When ZeroDivisionError signals a deeper problem
Persistent ZeroDivisionError in a domain layer signals missing input validation at the boundary. The fix is not to scatter try/except across math functions but to introduce a typed boundary: validators that reject zero divisors before they reach the math, or domain types like PositiveInt that make zero unrepresentable. For statistical code, decide upfront how 'no data' translates to outputs (NaN, None, exception) and document it. The code style should match the data: pipelines that expect missing values use NaN; APIs that promise a number raise; functions that compute a meaningful zero-default (like 'no clicks' = 0% CTR) handle it explicitly.
Frequently asked questions
Why does 1 / 0 raise but 1.0 / 0.0 also raise?
Both raise in Python, but for different reasons. 1 / 0 (int division using true division operator /) and 1 // 0 (integer floor division) both raise ZeroDivisionError because integer math has no representation for infinity. 1.0 / 0.0 also raises in CPython, even though IEEE 754 floats have +inf and -inf - this is a Python design choice, not a hardware constraint. NumPy doesn't follow this convention; np.float64(1.0) / np.float64(0.0) returns inf with a warning. If you need IEEE behaviour, use NumPy or compute manually with float('inf').
What's the difference between ZeroDivisionError and FloatingPointError?
ZeroDivisionError fires on Python's built-in arithmetic when the divisor is zero. FloatingPointError is raised by NumPy when np.seterr is set to 'raise', covering not just div-by-zero but underflow, overflow, and invalid (nan-producing) operations. They're distinct exceptions and don't share a common parent beyond Exception. If you write code that uses both pure Python and NumPy, catch both: except (ZeroDivisionError, FloatingPointError).
Should I use try/except or pre-check for zero?

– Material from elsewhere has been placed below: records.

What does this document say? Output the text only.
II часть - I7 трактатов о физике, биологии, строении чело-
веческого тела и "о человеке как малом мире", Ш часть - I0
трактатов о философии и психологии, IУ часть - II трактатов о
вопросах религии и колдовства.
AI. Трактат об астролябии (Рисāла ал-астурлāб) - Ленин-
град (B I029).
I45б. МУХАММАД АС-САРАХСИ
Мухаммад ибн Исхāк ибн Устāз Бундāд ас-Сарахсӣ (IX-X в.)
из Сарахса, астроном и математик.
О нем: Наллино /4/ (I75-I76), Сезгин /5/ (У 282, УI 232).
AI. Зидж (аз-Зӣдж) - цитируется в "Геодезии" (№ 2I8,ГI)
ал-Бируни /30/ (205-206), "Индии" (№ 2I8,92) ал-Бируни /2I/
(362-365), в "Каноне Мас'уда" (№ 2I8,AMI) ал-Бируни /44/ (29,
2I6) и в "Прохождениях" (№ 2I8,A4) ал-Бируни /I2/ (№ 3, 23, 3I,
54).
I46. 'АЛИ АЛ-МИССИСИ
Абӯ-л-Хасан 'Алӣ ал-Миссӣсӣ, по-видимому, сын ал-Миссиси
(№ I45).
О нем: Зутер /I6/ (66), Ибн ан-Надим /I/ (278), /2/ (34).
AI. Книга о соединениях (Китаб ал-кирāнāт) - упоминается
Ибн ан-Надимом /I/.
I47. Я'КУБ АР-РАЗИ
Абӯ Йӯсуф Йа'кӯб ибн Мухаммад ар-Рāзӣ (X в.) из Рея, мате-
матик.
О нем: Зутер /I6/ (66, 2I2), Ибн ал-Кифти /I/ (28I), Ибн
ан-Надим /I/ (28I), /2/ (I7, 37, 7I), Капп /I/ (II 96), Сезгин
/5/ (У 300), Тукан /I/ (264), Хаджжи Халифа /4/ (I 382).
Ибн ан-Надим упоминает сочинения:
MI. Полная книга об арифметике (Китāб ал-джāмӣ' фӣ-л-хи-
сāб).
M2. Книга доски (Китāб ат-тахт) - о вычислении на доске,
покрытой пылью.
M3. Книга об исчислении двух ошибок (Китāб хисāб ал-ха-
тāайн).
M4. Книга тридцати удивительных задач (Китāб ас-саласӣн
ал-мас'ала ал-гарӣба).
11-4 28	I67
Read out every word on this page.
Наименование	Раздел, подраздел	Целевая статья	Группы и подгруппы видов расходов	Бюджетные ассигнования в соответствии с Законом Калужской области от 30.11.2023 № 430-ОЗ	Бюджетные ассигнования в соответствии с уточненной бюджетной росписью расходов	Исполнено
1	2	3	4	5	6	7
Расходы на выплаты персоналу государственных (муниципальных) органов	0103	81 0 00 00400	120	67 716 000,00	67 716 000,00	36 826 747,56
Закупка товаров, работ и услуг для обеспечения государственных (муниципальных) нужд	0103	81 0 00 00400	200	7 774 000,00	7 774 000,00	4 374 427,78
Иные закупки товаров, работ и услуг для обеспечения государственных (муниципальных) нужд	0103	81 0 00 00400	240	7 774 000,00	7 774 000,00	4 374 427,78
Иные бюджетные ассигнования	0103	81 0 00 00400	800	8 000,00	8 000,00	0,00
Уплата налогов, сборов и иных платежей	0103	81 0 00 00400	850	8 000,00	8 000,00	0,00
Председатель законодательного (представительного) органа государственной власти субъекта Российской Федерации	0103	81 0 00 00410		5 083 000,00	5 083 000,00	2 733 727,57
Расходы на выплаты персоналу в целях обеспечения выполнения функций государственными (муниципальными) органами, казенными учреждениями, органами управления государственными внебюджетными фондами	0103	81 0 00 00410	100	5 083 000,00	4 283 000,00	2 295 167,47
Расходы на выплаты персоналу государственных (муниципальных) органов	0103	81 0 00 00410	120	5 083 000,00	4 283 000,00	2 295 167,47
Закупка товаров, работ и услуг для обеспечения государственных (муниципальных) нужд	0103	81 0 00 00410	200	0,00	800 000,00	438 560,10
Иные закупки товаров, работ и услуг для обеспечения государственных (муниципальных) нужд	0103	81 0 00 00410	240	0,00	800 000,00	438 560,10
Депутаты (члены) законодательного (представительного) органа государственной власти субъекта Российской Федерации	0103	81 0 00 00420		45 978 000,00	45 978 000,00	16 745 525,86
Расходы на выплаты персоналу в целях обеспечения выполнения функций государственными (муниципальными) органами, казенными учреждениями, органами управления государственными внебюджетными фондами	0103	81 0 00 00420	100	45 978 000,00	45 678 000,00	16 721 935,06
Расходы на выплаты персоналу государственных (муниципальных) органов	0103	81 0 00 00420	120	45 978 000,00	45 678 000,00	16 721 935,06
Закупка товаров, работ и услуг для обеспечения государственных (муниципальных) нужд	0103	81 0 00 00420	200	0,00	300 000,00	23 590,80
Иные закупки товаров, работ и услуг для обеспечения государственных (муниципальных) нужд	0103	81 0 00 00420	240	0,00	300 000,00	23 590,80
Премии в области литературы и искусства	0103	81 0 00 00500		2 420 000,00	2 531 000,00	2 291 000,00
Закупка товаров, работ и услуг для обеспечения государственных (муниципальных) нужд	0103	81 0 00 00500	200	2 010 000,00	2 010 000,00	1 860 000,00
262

Pre-check (LBYL: Look Before You Leap) when zero is a normal expected case (an empty list, a feature flag for 'don't divide'). Try/except (EAFP: Easier to Ask Forgiveness than Permission) when zero is unexpected and signals a bug or invalid input. Pythonic style favors EAFP, but for math specifically, LBYL is usually clearer because the right behaviour for zero is meaningful and shouldn't be hidden inside an except clause.
Why does 0 % 0 raise ZeroDivisionError?
Python's modulo operator is defined in terms of the equation a = (a // b) * b + (a % b). Both // and % require b != 0 to produce a meaningful result. The C standard library's fmod and Python's math.fmod also reject zero divisors. The same applies to divmod(a, 0). All three operations raise ZeroDivisionError with the message 'integer modulo by zero' or 'float modulo' depending on operand types. There is no built-in way to make 0 % 0 silently return 0; you must guard the operation explicitly.